Richieste Urgenti del Governo Italiano per Affrontare la Crisi Energetica

ROMA (ITALPRESS) – Il vicepremier e ministro Matteo Salvini, intervenuto a Non Stop News su Rtl 102.5, ha evidenziato che il miliardo stanziato dal governo per il taglio delle accise non è sufficiente. Ha sollecitato la Commissione europea a concedere una deroga al patto di stabilità per il settore energetico, simile a quella già prevista per le armi. Salvini ha sottolineato che l’Italia sta affrontando una speculazione evidente sul carburante e ha invitato Bruxelles a non ignorare la situazione, aggravata da conflitti internazionali che non abbiamo scelto.

Le compagnie aeree hanno richiesto l’aumento dei prezzi dei biglietti a causa del raddoppio dei costi del carburante in pochi giorni. Salvini ha finora mantenuto i prezzi stabili, ma avverte che se il conflitto dovesse protrarsi, questa situazione diventerà insostenibile. Ha espresso preoccupazione per il possibile impatto negativo sulla stagione turistica dovuto all’inerzia dell’Unione Europea, sottolineando la necessità di misure tempestive.

Il ministro ha anche affrontato la questione delle critiche rivolte al Papa, evidenziando che è proprio lui a promuovere un dialogo e a invitare alla risoluzione dei conflitti. Salvini ha dichiarato che la situazione economica di milioni di italiani rischia di deteriorarsi ulteriormente. A tale proposito, ha menzionato possibili soluzioni, tra cui il blocco del pagamento delle bollette per luce, gas e gasolio fino al 2026.

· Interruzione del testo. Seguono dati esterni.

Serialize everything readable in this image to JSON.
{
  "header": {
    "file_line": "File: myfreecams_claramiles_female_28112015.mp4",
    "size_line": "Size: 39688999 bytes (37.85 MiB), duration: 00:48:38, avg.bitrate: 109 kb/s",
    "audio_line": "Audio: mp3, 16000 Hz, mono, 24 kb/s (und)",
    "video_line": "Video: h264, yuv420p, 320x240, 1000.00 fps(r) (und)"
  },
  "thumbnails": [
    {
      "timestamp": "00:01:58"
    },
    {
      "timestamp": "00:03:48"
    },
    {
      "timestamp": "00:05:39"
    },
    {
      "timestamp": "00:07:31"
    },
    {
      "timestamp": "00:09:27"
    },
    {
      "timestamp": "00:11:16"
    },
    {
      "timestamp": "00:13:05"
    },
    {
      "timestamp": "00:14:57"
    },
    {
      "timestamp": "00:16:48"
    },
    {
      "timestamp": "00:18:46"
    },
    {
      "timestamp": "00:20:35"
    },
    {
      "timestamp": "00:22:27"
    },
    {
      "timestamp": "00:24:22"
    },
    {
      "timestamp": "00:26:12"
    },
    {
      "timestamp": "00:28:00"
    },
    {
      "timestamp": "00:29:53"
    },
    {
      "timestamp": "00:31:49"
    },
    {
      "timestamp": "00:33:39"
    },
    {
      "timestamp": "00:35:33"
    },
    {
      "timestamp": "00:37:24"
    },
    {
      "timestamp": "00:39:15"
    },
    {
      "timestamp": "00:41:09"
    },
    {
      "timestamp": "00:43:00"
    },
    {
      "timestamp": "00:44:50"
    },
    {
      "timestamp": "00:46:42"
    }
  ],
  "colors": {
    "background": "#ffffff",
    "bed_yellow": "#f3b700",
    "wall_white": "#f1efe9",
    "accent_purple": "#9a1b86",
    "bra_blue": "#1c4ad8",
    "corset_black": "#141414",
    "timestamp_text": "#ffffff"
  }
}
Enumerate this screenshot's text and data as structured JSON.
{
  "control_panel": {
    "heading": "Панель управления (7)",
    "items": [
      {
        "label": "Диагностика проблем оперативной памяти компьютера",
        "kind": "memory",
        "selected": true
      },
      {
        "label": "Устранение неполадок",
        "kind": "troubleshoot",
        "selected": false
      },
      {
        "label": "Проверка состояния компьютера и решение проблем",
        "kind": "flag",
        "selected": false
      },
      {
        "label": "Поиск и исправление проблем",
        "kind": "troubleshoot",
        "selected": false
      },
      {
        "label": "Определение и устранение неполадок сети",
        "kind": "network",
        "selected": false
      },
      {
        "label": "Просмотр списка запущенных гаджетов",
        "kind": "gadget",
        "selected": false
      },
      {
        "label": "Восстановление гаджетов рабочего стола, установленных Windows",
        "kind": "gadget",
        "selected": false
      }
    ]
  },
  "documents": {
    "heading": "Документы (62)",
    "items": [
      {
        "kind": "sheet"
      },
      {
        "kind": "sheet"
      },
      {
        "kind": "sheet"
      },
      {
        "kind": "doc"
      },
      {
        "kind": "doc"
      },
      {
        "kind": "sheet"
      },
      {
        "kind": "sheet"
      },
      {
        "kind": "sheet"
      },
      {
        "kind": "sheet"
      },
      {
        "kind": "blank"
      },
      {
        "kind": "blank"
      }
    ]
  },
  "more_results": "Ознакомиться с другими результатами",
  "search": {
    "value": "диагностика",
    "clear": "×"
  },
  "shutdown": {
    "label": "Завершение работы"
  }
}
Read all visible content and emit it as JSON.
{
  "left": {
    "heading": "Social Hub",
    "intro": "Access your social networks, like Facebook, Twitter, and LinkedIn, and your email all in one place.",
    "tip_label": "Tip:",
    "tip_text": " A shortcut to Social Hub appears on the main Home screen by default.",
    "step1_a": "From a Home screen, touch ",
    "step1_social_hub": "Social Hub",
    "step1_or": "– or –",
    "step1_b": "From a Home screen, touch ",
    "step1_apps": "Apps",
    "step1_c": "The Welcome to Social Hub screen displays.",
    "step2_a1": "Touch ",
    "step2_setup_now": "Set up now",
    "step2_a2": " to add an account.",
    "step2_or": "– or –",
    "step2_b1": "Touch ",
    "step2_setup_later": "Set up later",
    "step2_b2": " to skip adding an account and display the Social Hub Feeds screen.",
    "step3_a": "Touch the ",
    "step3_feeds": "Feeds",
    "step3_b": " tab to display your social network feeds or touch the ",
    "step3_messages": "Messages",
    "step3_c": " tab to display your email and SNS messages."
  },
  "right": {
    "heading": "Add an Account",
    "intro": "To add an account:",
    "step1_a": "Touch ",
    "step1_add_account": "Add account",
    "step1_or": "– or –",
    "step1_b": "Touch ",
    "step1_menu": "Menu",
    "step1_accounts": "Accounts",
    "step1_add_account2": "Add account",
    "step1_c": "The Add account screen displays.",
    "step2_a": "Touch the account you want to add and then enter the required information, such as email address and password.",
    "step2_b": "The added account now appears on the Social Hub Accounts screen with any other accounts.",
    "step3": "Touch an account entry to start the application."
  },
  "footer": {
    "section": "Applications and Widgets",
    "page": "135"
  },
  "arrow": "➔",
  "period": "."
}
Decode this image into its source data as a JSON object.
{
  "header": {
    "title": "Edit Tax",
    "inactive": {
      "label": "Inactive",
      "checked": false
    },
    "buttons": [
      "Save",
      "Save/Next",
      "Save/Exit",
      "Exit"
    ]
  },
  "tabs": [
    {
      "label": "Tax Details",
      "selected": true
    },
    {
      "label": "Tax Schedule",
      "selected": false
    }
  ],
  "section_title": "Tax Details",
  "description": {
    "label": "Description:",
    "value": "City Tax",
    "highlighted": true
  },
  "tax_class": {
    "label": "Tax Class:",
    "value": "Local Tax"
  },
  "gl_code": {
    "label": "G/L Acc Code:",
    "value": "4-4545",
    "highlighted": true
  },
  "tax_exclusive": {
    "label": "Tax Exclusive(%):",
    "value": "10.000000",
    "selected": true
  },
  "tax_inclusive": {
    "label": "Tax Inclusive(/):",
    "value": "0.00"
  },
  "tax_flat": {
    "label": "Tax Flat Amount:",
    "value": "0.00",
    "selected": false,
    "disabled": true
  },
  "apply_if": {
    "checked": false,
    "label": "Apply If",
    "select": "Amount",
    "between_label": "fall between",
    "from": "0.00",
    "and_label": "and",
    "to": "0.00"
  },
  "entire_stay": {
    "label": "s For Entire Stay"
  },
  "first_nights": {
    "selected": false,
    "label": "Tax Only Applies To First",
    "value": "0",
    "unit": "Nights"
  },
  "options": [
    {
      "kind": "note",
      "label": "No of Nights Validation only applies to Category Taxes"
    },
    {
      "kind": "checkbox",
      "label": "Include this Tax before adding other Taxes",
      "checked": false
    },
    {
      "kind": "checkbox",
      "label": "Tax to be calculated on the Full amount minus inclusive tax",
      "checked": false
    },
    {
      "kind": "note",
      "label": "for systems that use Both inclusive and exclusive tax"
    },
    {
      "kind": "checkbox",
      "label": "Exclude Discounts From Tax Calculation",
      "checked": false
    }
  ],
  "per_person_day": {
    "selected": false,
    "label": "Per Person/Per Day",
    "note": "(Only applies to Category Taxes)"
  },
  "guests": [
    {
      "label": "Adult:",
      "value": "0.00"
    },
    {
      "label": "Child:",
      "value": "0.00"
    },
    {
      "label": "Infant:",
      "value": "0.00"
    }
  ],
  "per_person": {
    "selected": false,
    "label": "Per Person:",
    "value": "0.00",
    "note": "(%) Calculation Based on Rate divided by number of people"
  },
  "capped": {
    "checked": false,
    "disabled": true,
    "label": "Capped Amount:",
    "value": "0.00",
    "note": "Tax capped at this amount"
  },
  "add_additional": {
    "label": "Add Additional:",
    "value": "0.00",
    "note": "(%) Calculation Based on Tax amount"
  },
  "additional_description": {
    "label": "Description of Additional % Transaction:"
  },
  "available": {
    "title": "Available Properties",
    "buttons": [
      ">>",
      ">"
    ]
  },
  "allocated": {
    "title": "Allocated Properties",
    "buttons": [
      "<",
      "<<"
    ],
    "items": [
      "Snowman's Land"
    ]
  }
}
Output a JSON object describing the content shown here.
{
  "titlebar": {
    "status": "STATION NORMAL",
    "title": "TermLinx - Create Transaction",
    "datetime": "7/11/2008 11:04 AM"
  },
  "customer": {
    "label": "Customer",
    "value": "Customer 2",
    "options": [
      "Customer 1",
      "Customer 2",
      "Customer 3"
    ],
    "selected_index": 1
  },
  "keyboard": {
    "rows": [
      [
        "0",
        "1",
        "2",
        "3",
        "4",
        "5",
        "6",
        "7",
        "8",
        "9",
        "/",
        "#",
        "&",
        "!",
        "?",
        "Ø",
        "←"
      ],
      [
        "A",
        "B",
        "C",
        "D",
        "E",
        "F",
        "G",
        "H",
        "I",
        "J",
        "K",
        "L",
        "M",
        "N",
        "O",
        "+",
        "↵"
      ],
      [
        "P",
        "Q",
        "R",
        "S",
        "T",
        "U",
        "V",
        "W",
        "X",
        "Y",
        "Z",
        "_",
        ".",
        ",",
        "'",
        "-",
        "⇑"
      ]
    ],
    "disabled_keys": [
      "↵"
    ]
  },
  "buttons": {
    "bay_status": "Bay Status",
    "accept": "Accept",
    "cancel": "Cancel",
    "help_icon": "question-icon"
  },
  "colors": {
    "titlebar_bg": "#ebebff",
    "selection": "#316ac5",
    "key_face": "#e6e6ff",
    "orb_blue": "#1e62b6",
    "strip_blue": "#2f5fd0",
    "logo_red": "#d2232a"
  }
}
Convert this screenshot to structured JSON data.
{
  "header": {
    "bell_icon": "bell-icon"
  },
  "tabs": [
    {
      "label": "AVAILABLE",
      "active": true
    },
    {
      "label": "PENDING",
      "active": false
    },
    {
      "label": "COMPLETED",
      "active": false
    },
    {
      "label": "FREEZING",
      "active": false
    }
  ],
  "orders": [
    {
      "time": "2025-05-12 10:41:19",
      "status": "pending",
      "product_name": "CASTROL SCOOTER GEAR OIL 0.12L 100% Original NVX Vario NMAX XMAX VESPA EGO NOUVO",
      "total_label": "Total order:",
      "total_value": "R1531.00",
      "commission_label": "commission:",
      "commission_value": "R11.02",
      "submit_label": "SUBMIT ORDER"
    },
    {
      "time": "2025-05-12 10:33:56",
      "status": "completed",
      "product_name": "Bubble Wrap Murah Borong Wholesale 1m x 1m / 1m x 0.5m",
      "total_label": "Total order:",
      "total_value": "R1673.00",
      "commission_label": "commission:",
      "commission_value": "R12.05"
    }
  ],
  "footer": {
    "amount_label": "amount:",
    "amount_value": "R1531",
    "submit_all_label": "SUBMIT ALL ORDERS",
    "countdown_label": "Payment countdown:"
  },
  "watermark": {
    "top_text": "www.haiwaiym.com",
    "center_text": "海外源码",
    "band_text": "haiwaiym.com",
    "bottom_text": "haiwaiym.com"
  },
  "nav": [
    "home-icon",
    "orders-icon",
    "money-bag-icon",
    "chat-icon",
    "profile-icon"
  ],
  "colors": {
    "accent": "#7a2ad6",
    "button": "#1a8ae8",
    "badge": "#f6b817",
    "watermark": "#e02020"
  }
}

C’è quindi urgenza di un approccio collaborativo da parte dell’Europa, affinchè venga concessa maggiore libertà ai singoli paesi. Salvini ha avvertito che, se Bruxelles non agirà autonomamente per la sospensione del patto di stabilità, l’Italia potrebbe essere costretta a intervenire in modo autonomo. Non si chiedono ulteriori fondi, ma piuttosto la possibilità di gestire quelli già disponibili per evitare aumenti, almeno fino al 2026.

Richiesta di Deroga al Patto di Stabilità per Affrontare l’Aumento dei Costi Energetici

ROMA (ITALPRESS) – Il vicepremier e ministro Matteo Salvini, intervenendo a Non Stop News su Rtl 102.5, ha espresso preoccupazione riguardo al miliardo destinato dal governo per il taglio delle accise, definendolo insufficiente. Ha ribadito l’urgenza di chiedere alla Commissione europea una deroga al patto di stabilità in materia energetica, simile a quella concessa per le armi. Salvini ha messo in evidenza la speculazione in atto sul carburante, aggiungendo che Bruxelles non può ignorare questa situazione. Ha fatto notare che l’Italia, pur non essendo direttamente coinvolta in un conflitto, non può permettersi di sopportarne le conseguenze economiche.

Le compagnie aeree stanno già chiedendo aumenti dei prezzi per i biglietti a causa del raddoppio del costo del carburante in pochi giorni. Salvini ha riferito di essere riuscito a mantenere i prezzi fermi, ma ha avvertito che un prolungamento del conflitto complicherà ulteriormente la situazione, mettendo a rischio la stagione turistica. È fondamentale evitare problemi a causa dell’inerzia dell’Unione Europea nel risolvere questa crisi.

Riguardo alle tensioni interne, Salvini ha evidenziato come l’attacco al Papa sia un’aggravante per una situazione già difficile. Il Papa rappresenta un’importante voce di dialogo, e il ministro ha sottolineato che è cruciale trovare soluzioni pacifiche. Ha anche espresso preoccupazione per le difficoltà economiche che milioni di italiani potrebbero affrontare, menzionando l’ipotesi di bloccare le bollette di luce, gas e gasolio fino al 2026.

Salvini ha richiesto una maggiore flessibilità da parte dell’Europa, affinché gli Stati membri possano avere margine di manovra. Ha insistito sul fatto che non è necessario chiedere ulteriore finanziamento, ma piuttosto utilizzare le risorse già disponibili per bloccare gli aumenti dei costi fino al 2026. La cooperazione europea è essenziale per affrontare questa crisi in corso.